Board Management

How to build, run, and leverage a board of directors. For bootstrapped companies, boards are optional. For VC-backed companies, they’re mandatory — and a poorly managed board can destroy the company as surely as a bad product.

When You Need a Board

StageBoard Status
Pre-seed / bootstrappedNo board needed. You answer to yourself.
Seed roundOften no formal board; maybe 1-2 advisors
Series ABoard typically forms: 2 founders + 1 investor + 1 independent
Series B+Expands: may become 2 founders + 2 investors + 1-2 independents
Pre-IPOFull governance board with audit/comp committees

Board Composition

The Three Types of Board Members

Founder seats: You and your cofounder. You built this; you should have representation. Fight to maintain at least equal founder seats through Series B.

Investor seats: Your lead investors. They get seats as part of the deal. Their incentive: maximize return on their investment (not always aligned with your vision).

Independent seats: Neither founders nor investors. Often experienced operators or executives. Their value: they break ties, provide outside perspective, and have no financial axe to grind.

The Balance of Power

Board MakeupWho ControlsRisk
Founder majority (3 of 5)FoundersMay ignore valid investor concerns
Investor majority (3 of 5)InvestorsCan fire the CEO, force a sale, or override strategy
Balanced (2-2-1 with independent)Independent is the tiebreakerBest structure if independent is truly independent

The WeWork lesson: Neumann had supervoting shares that gave him control despite the board structure. This removed accountability entirely. Governance without teeth is theater.

Running Effective Board Meetings

The Board Deck

Send it 48 hours before the meeting.

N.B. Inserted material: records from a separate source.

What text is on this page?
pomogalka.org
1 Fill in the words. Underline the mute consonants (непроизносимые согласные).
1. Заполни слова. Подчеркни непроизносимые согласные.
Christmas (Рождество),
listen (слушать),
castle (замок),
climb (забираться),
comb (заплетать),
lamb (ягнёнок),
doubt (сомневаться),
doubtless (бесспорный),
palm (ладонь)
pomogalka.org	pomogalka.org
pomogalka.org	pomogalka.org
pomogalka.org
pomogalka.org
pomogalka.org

Include:

  1. Key metrics dashboard (revenue, growth, burn, runway)
  2. Progress against last quarter’s goals
  3. What went well (2-3 items)
  4. What didn’t go well (be honest — boards that only hear good news lose trust)
  5. Key decisions needed (this is why you have a board)
  6. Next quarter’s priorities
  7. Financial summary and forecast

The Meeting Itself

  • 2-3 hours max (longer meetings = unfocused agendas)
  • Don’t present the deck — they read it in advance. Discuss, don’t narrate.
  • Lead with the hardest topic — when energy is highest
  • Ask for specific help — “I need an intro to X” or “I need advice on Y”
  • Executive session: Board meets without CEO for 15 min at end (normal, not threatening)

Common Mistakes

  1. Treating the board as an audience — they’re advisors, not spectators
  2. Hiding bad news — erodes trust; they’ll find out anyway
  3. No pre-meeting prep — individual calls with each board member before the meeting surface concerns privately
  4. No decisions requested — if the board doesn’t need to decide anything, why are you meeting?
  5. Letting the meeting become a status update — that’s what the deck is for

Board Dynamics by Mode

Peacetime Board

  • Strategic discussions about expansion opportunities
  • Talent planning and organizational development
  • Market positioning and competitive landscape
  • Culture and long-term vision alignment

Wartime Board

  • Cash runway and survival scenarios
  • Pivot decisions and strategic resets
  • Layoff planning and cost restructuring
  • Emergency fundraising or acquisition discussions

The board that’s great in peacetime may be terrible in wartime (and vice versa). Know which mode you’re in and set the agenda accordingly.

The “Good Investor” vs “Bad Investor” Board Member

Altman: “Good investors add significant value; bad ones detract substantially.”

Good Board MemberBad Board Member
Asks hard questions respectfullyInterrogates or second-guesses every decision
Offers specific help (intros, advice)Provides generic platitudes
Trusts founder on product/strategyOverrides founder judgment from investor perspective
Available between meetingsOnly shows up quarterly
Brings pattern recognition from portfolioApplies one-size-fits-all templates
Pushes for accountability without micromanagingDemands weekly reporting or operational control

Board Management for Bootstrapped Companies

If you’re bootstrapped, you don’t need a formal board. But consider:

  • Advisory board (informal, no governance power): 2-3 experienced people who meet quarterly
  • Peer group: Other founders at a similar stage (YPO, EO, or informal)
  • Accountability partner: One person you’re deeply honest with about the business

The value of external perspective doesn’t require formal governance.